Mr Morrison says he has not "ruled out" a Royal Commission.
"I've had probably the best part of 20 roundtables with veterans [and] ex-service organisations this year where we've gone through [the] various issues".
The logical consequence of Mr Chester's position, and one which would not have escaped him, is that as the minister in the hot-seat he is one of the few Australians able to pick up the phone and make things happen in this space.
He, and the Prime Minister, have given repeated assurances this is happening and they consider the issue of veterans' suicide to be of vital importance.
We also need to understand this problem is not unique to Australia, is highly nuanced and complex, and will take a great deal of time, expertise and resources to manage.
Although it is tempting to cast the Department of Veterans' Affairs and the Department of Defence as the "bad guys" in this narrative things are never as simple as they seem.

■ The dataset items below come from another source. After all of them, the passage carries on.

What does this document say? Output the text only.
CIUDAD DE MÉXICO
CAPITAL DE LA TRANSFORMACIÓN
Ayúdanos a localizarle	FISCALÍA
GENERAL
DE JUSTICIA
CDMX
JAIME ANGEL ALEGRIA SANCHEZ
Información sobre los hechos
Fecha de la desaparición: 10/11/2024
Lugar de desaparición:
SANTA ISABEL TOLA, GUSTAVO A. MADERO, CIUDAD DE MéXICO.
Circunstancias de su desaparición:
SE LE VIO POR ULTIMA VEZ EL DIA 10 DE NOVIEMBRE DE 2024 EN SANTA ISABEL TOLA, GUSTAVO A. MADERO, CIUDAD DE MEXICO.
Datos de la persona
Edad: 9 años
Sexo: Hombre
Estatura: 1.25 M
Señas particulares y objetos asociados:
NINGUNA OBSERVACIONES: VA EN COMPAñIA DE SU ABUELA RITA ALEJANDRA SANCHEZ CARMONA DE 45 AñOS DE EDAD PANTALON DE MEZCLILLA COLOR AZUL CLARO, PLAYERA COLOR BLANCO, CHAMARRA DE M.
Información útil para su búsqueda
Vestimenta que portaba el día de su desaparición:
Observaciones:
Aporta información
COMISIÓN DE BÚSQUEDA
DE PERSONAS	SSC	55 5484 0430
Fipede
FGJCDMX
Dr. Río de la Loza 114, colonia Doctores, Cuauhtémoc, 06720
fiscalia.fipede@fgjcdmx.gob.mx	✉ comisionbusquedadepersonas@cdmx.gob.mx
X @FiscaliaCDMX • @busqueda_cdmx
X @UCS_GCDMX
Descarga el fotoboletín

Yes, the DVA has been too "adversarial" in its interrogation of veterans' claims in the past. And yes, neither DVA or the individual services have done enough to keep track of those who have served once they left defence.
That said, strenuous attempts are being made to ensure the two giant bureaucracies are no longer prisoners of their past cultures and that resources are spent where they will do the most good.
Mr Morrison says he has not "ruled out" a Royal Commission. Fair enough. But he should not rule a Royal Commission "in" unless he can demonstrate there will be tangible benefits for veterans as a result.